Throughout the last 3 presentations during TOK, one idea has remained the key and constant, and that is that our senses/perceptions are the basis for all we know. Whether it be called sense datum, perception, hearing-as, or seeing-as, whether it be based off of a belief, convention, or a name previously given, we humans have taken a step beyond the cold, hard reality-to make our lives simpler. We HAVE ignored extra possibilities and we HAVE skipped the tedious listing of all plausible instances. We have done this, because none of that matters! Today, when the group showed the ladder of categories, referring to the farmer and Elsie and Bessie the cows, it was crystal clear that generalizations were being made. Bessie was being categorized as a cow, and then an animal, then an asset, then wealth. (that's probably not completely accurate, sorry!) If, later, the farmer refers to his cow as his asset, he has skipped a few necessary levels of categorizing.
BUT here is the key: the number of conflicts that actually arise from a lack of categorization explanation, I assure you, is fewer than the number that would arise if everybody was forced to review each and every level of categorization of any one thing before actually referring to that thing.
Yes, when we humans make inferences, name things, or even just believe things, we are skipping steps, steps, and more steps. We are assuming, presuming, inferring, and referring back to our own faulty beliefs, which were based on even more faulty assumptions. And, all of a sudden, we seem to be living in a world that we actually know NOTHING about! How can we do this?; how can we live, day by day, year by year, just being A-OK with all the faulty/lack of reasoning around us??? DO WE REALLY KNOW ANYTHING?
The answer is simple. No, we do not. We know absolutely nothing about anything. And here is where you pick your path: you can trust the world your fellow human-beings have created, pleasantly questioning your own existence every so often, recognizing the faults of the human's perception, yet staying at least semi-content with the way of the world.
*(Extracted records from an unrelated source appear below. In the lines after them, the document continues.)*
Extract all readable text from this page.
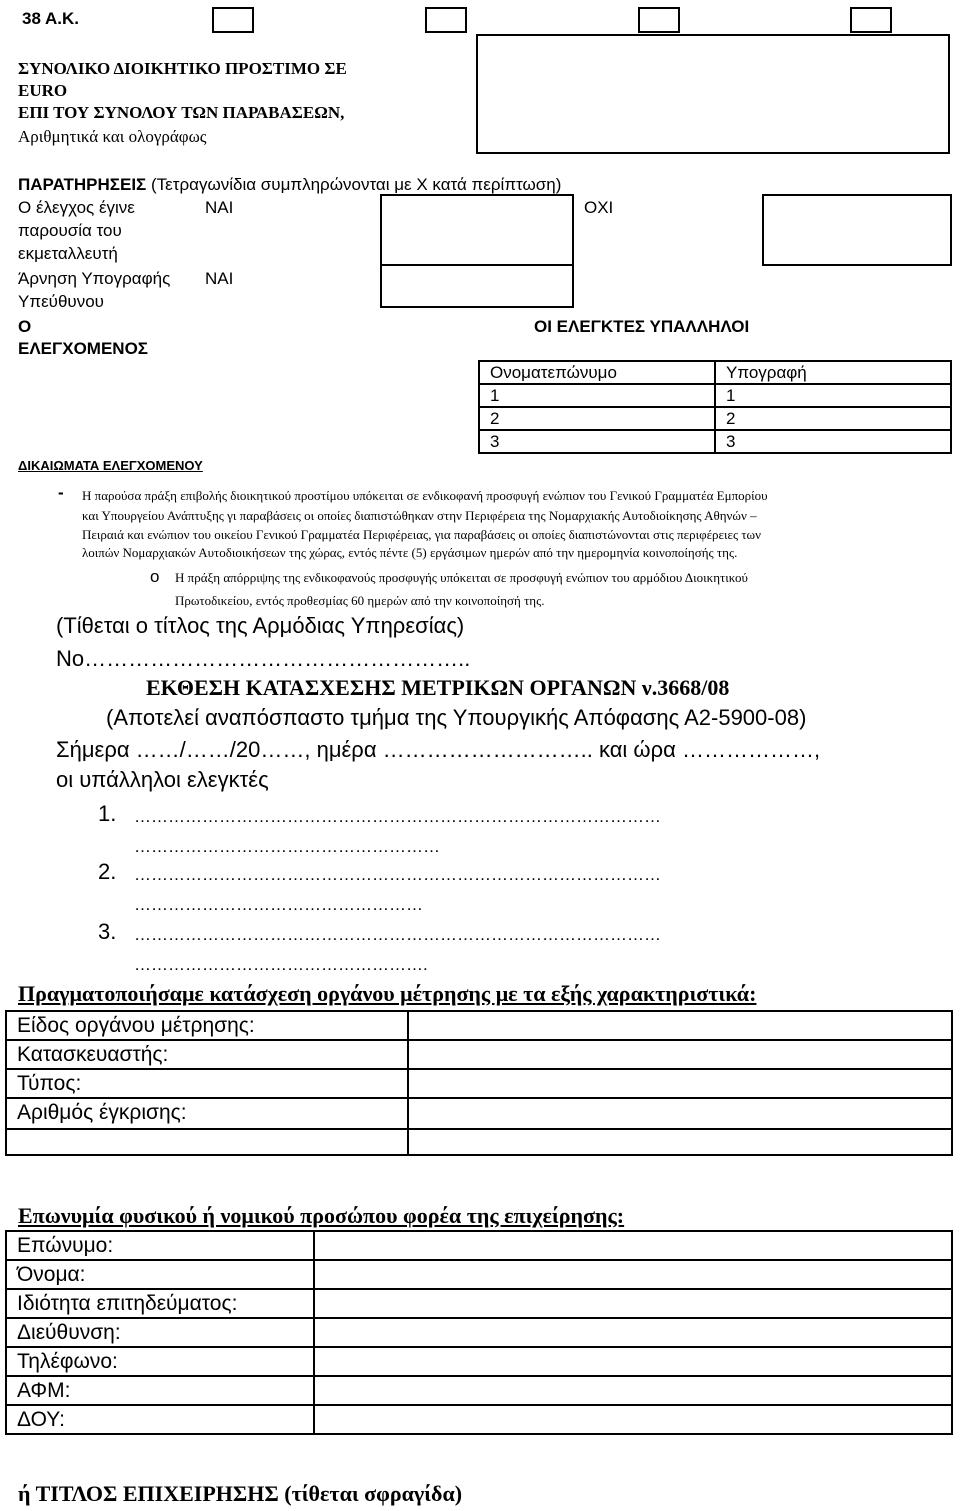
38 Α.Κ.
ΣΥΝΟΛΙΚΟ ΔΙΟΙΚΗΤΙΚΟ ΠΡΟΣΤΙΜΟ ΣΕ
EURO
ΕΠΙ ΤΟΥ ΣΥΝΟΛΟΥ ΤΩΝ ΠΑΡΑΒΑΣΕΩΝ,
Αριθμητικά και ολογράφως
ΠΑΡΑΤΗΡΗΣΕΙΣ (Τετραγωνίδια συμπληρώνονται με Χ κατά περίπτωση)
Ο έλεγχος έγινε
παρουσία του
εκμεταλλευτή
ΝΑΙ	ΟΧΙ
Άρνηση Υπογραφής
Υπεύθυνου
ΝΑΙ
Ο
ΕΛΕΓΧΟΜΕΝΟΣ
ΟΙ ΕΛΕΓΚΤΕΣ ΥΠΑΛΛΗΛΟΙ
Ονοματεπώνυμο	Υπογραφή
1	1
2	2
3	3
ΔΙΚΑΙΩΜΑΤΑ ΕΛΕΓΧΟΜΕΝΟΥ
- Η παρούσα πράξη επιβολής διοικητικού προστίμου υπόκειται σε ενδικοφανή προσφυγή ενώπιον του Γενικού Γραμματέα Εμπορίου
και Υπουργείου Ανάπτυξης γι παραβάσεις οι οποίες διαπιστώθηκαν στην Περιφέρεια της Νομαρχιακής Αυτοδιοίκησης Αθηνών –
Πειραιά και ενώπιον του οικείου Γενικού Γραμματέα Περιφέρειας, για παραβάσεις οι οποίες διαπιστώνονται στις περιφέρειες των
λοιπών Νομαρχιακών Αυτοδιοικήσεων της χώρας, εντός πέντε (5) εργάσιμων ημερών από την ημερομηνία κοινοποίησής της.
o Η πράξη απόρριψης της ενδικοφανούς προσφυγής υπόκειται σε προσφυγή ενώπιον του αρμόδιου Διοικητικού
Πρωτοδικείου, εντός προθεσμίας 60 ημερών από την κοινοποίησή της.
(Τίθεται ο τίτλος της Αρμόδιας Υπηρεσίας)
Νο……………………………………………..
ΕΚΘΕΣΗ ΚΑΤΑΣΧΕΣΗΣ ΜΕΤΡΙΚΩΝ ΟΡΓΑΝΩΝ ν.3668/08
(Αποτελεί αναπόσπαστο τμήμα της Υπουργικής Απόφασης Α2-5900-08)
Σήμερα ……/……/20……, ημέρα ……………………….. και ώρα ………………,
οι υπάλληλοι ελεγκτές
1. …………………………………………………………………………………
………………………………………………
2. …………………………………………………………………………………
……………………………………………
3. …………………………………………………………………………………
…………………………………………….
Πραγματοποιήσαμε κατάσχεση οργάνου μέτρησης με τα εξής χαρακτηριστικά:
Είδος οργάνου μέτρησης:	
Κατασκευαστής:	
Τύπος:	
Αριθμός έγκρισης:	

Επωνυμία φυσικού ή νομικού προσώπου φορέα της επιχείρησης:
Επώνυμο:	
Όνομα:	
Ιδιότητα επιτηδεύματος:	
Διεύθυνση:	
Τηλέφωνο:	
ΑΦΜ:	
ΔΟΥ:	
ή ΤΙΤΛΟΣ ΕΠΙΧΕΙΡΗΣΗΣ (τίθεται σφραγίδα)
Or, you can get rid of every last scrap of knowledge you possess, burn all your books, abandon your house, go find a tree, scrap your clothes (how do you really even know that they are clothes???), and start at the beginning, observing life through the eyes (whoops! that's a sense!) of someone void of all emotion, personality, all senses, etc.
In further reading of Abel's, "Matn is the Measure," we will most likely read about more problems of knowledge in our world. And rather than test out each new theory, each new exposure of humanity's faults, we can recognize and understand that we human's are not perfect. Any further hypothesizing and "what-if"fing" is an unnecessary use of time and energy that could be used trying to advance the world we have created, faulty or not.
so, I guess if you want one sentence for that, "ya gotta trust, or you're bust!"

2 comments:

Magister P said...

Great advancement of the discussion! You write, "BUT here is the key: the number of conflicts that actually arise from a lack of categorization explanation, I assure you, is fewer than the number that would arise if everybody was forced to review each and every level of categorization of any one thing before actually referring to that thing." In this you focus on the practical, and that is exactly what IB wants us to do. Abstracting may have its problems, but far fewer than any other means of dealing with the world.
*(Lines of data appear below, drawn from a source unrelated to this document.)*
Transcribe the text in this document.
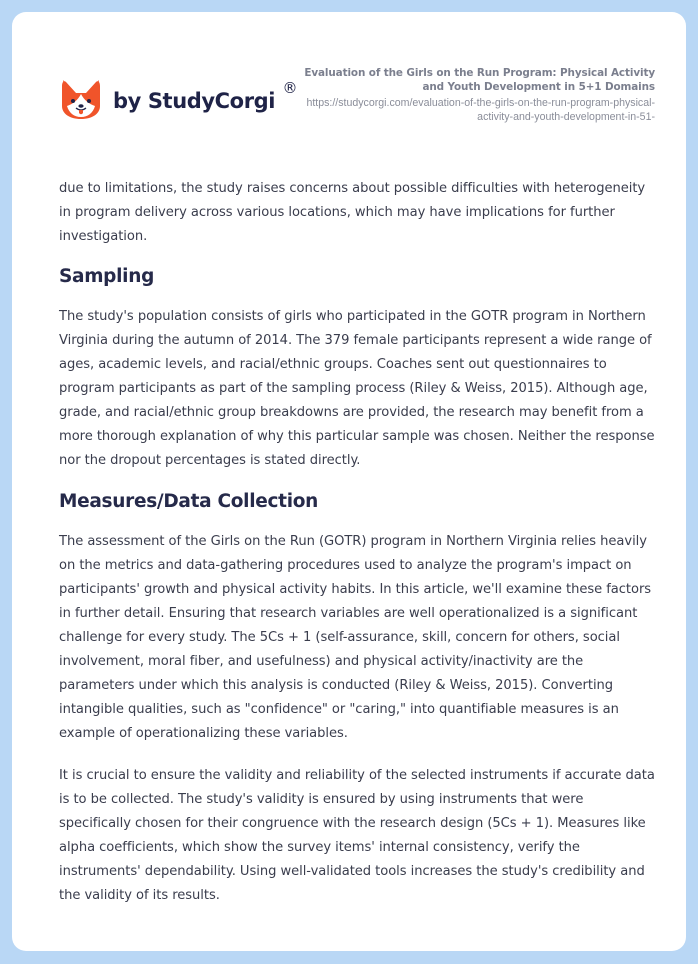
by StudyCorgi
®
Evaluation of the Girls on the Run Program: Physical Activity and Youth Development in 5+1 Domains
https://studycorgi.com/evaluation-of-the-girls-on-the-run-program-physical-activity-and-youth-development-in-51-

due to limitations, the study raises concerns about possible difficulties with heterogeneity in program delivery across various locations, which may have implications for further investigation.

Sampling

The study's population consists of girls who participated in the GOTR program in Northern Virginia during the autumn of 2014. The 379 female participants represent a wide range of ages, academic levels, and racial/ethnic groups. Coaches sent out questionnaires to program participants as part of the sampling process (Riley & Weiss, 2015). Although age, grade, and racial/ethnic group breakdowns are provided, the research may benefit from a more thorough explanation of why this particular sample was chosen. Neither the response nor the dropout percentages is stated directly.

Measures/Data Collection

The assessment of the Girls on the Run (GOTR) program in Northern Virginia relies heavily on the metrics and data-gathering procedures used to analyze the program's impact on participants' growth and physical activity habits. In this article, we'll examine these factors in further detail. Ensuring that research variables are well operationalized is a significant challenge for every study. The 5Cs + 1 (self-assurance, skill, concern for others, social involvement, moral fiber, and usefulness) and physical activity/inactivity are the parameters under which this analysis is conducted (Riley & Weiss, 2015). Converting intangible qualities, such as "confidence" or "caring," into quantifiable measures is an example of operationalizing these variables.

It is crucial to ensure the validity and reliability of the selected instruments if accurate data is to be collected. The study's validity is ensured by using instruments that were specifically chosen for their congruence with the research design (5Cs + 1). Measures like alpha coefficients, which show the survey items' internal consistency, verify the instruments' dependability. Using well-validated tools increases the study's credibility and the validity of its results.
And yet.... Let me give an example from different languages. I am fine if I know nothing more than that the Latin word "puella" means "girl." I do not have to know the etymology of "puella" that suggests the word means little or lesser boy. It really doesn't matter that when Julius Caesar spoke the word, it conjured in his mind the image of a Mediterranean girl and for me it brings forth the thought of a North American girl. My abstraction of what a girl is works just fine when dealing with the Latin word "puella." On the other hand, when Caesar describes his soldiers as being "impotentes," I need to have more specific knowledge, or I head into misunderstanding. If I go by the derivative in English, "impotent," I have in mind soldiers who are weak and frail. In fact, "impotentes" means unrestrainedly powerful and wild.
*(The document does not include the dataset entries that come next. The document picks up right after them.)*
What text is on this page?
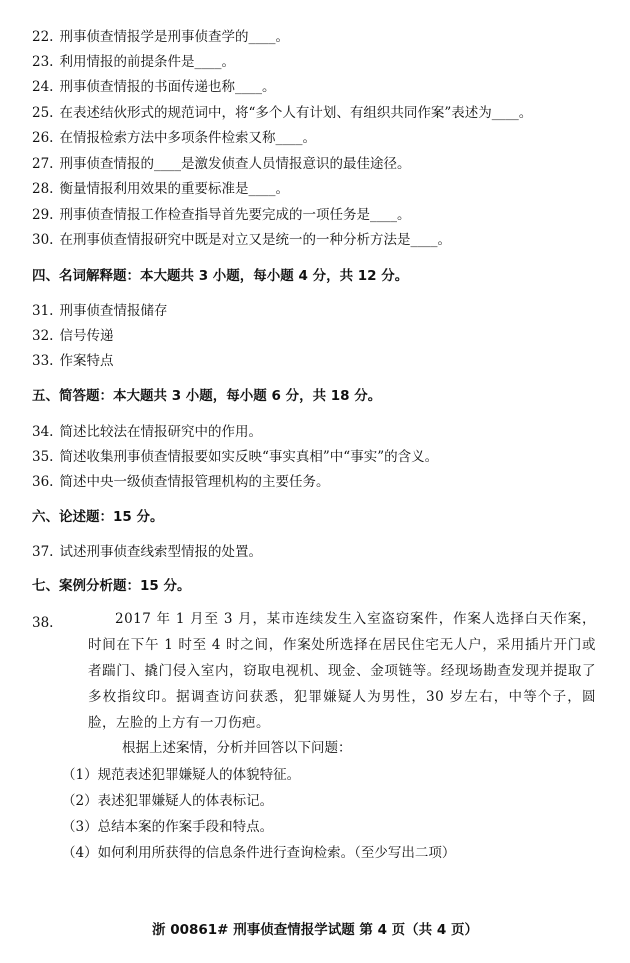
22. 刑事侦查情报学是刑事侦查学的____。
23. 利用情报的前提条件是____。
24. 刑事侦查情报的书面传递也称____。
25. 在表述结伙形式的规范词中，将“多个人有计划、有组织共同作案”表述为____。
26. 在情报检索方法中多项条件检索又称____。
27. 刑事侦查情报的____是激发侦查人员情报意识的最佳途径。
28. 衡量情报利用效果的重要标准是____。
29. 刑事侦查情报工作检查指导首先要完成的一项任务是____。
30. 在刑事侦查情报研究中既是对立又是统一的一种分析方法是____。
四、名词解释题：本大题共 3 小题，每小题 4 分，共 12 分。
31. 刑事侦查情报储存
32. 信号传递
33. 作案特点
五、简答题：本大题共 3 小题，每小题 6 分，共 18 分。
34. 简述比较法在情报研究中的作用。
35. 简述收集刑事侦查情报要如实反映“事实真相”中“事实”的含义。
36. 简述中央一级侦查情报管理机构的主要任务。
六、论述题：15 分。
37. 试述刑事侦查线索型情报的处置。
七、案例分析题：15 分。
38.	2017 年 1 月至 3 月，某市连续发生入室盗窃案件，作案人选择白天作案，时间在下午 1 时至 4 时之间，作案处所选择在居民住宅无人户，采用插片开门或者踹门、撬门侵入室内，窃取电视机、现金、金项链等。经现场勘查发现并提取了多枚指纹印。据调查访问获悉，犯罪嫌疑人为男性，30 岁左右，中等个子，圆脸，左脸的上方有一刀伤疤。
根据上述案情，分析并回答以下问题：
（1）规范表述犯罪嫌疑人的体貌特征。
（2）表述犯罪嫌疑人的体表标记。
（3）总结本案的作案手段和特点。
（4）如何利用所获得的信息条件进行查询检索。（至少写出二项）
浙 00861# 刑事侦查情报学试题 第 4 页（共 4 页）
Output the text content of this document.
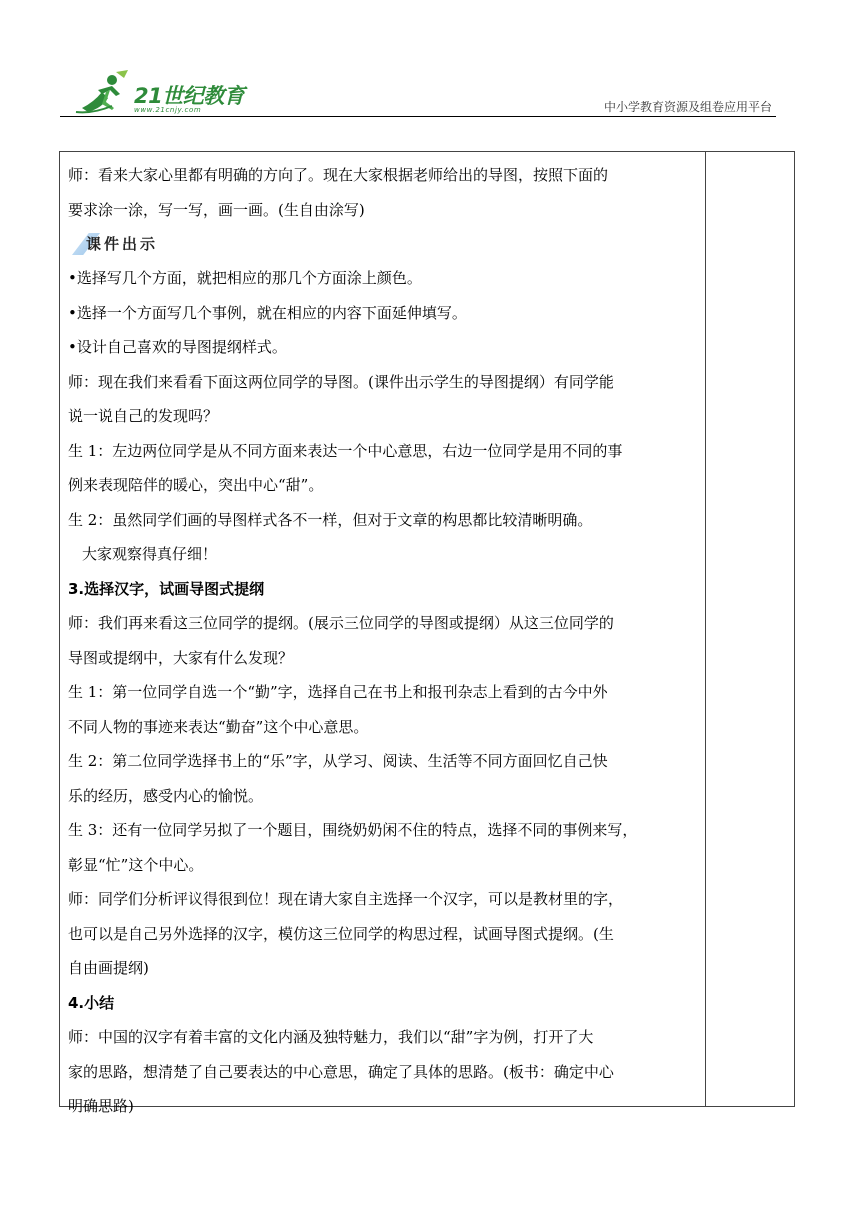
21世纪教育
www.21cnjy.com	中小学教育资源及组卷应用平台

师：看来大家心里都有明确的方向了。现在大家根据老师给出的导图，按照下面的

要求涂一涂，写一写，画一画。(生自由涂写)

课件出示

•选择写几个方面，就把相应的那几个方面涂上颜色。

•选择一个方面写几个事例，就在相应的内容下面延伸填写。

•设计自己喜欢的导图提纲样式。

师：现在我们来看看下面这两位同学的导图。(课件出示学生的导图提纲）有同学能

说一说自己的发现吗？

生 1：左边两位同学是从不同方面来表达一个中心意思，右边一位同学是用不同的事

例来表现陪伴的暖心，突出中心“甜”。

生 2：虽然同学们画的导图样式各不一样，但对于文章的构思都比较清晰明确。

大家观察得真仔细！

3.选择汉字，试画导图式提纲

师：我们再来看这三位同学的提纲。(展示三位同学的导图或提纲）从这三位同学的

导图或提纲中，大家有什么发现？

生 1：第一位同学自选一个“勤”字，选择自己在书上和报刊杂志上看到的古今中外

不同人物的事迹来表达“勤奋”这个中心意思。

生 2：第二位同学选择书上的“乐”字，从学习、阅读、生活等不同方面回忆自己快

乐的经历，感受内心的愉悦。

生 3：还有一位同学另拟了一个题目，围绕奶奶闲不住的特点，选择不同的事例来写，

彰显“忙”这个中心。

师：同学们分析评议得很到位！现在请大家自主选择一个汉字，可以是教材里的字，

也可以是自己另外选择的汉字，模仿这三位同学的构思过程，试画导图式提纲。(生

自由画提纲)

4.小结

师：中国的汉字有着丰富的文化内涵及独特魅力，我们以“甜”字为例，打开了大

家的思路，想清楚了自己要表达的中心意思，确定了具体的思路。(板书：确定中心

明确思路)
You conclude by saying, "ya gotta trust, or you're bust!" Exactly! Remember, faith is a way of knowing. In fact, it is the way of knowing that underlies all others. And while you should be able to give a reason for the faith you have in your friend's advice, the television weather report, or your math teacher's proof, you must often lean on faith that is without proof if you are to live at all.

Ace Benjamin said...

Finally someone has hit the fact that eventhough our senses are flawed it doesn't matter, but I don't agree with the statement that we don't know anything. We know many things that exist in our own perception. What we see everything is what we know.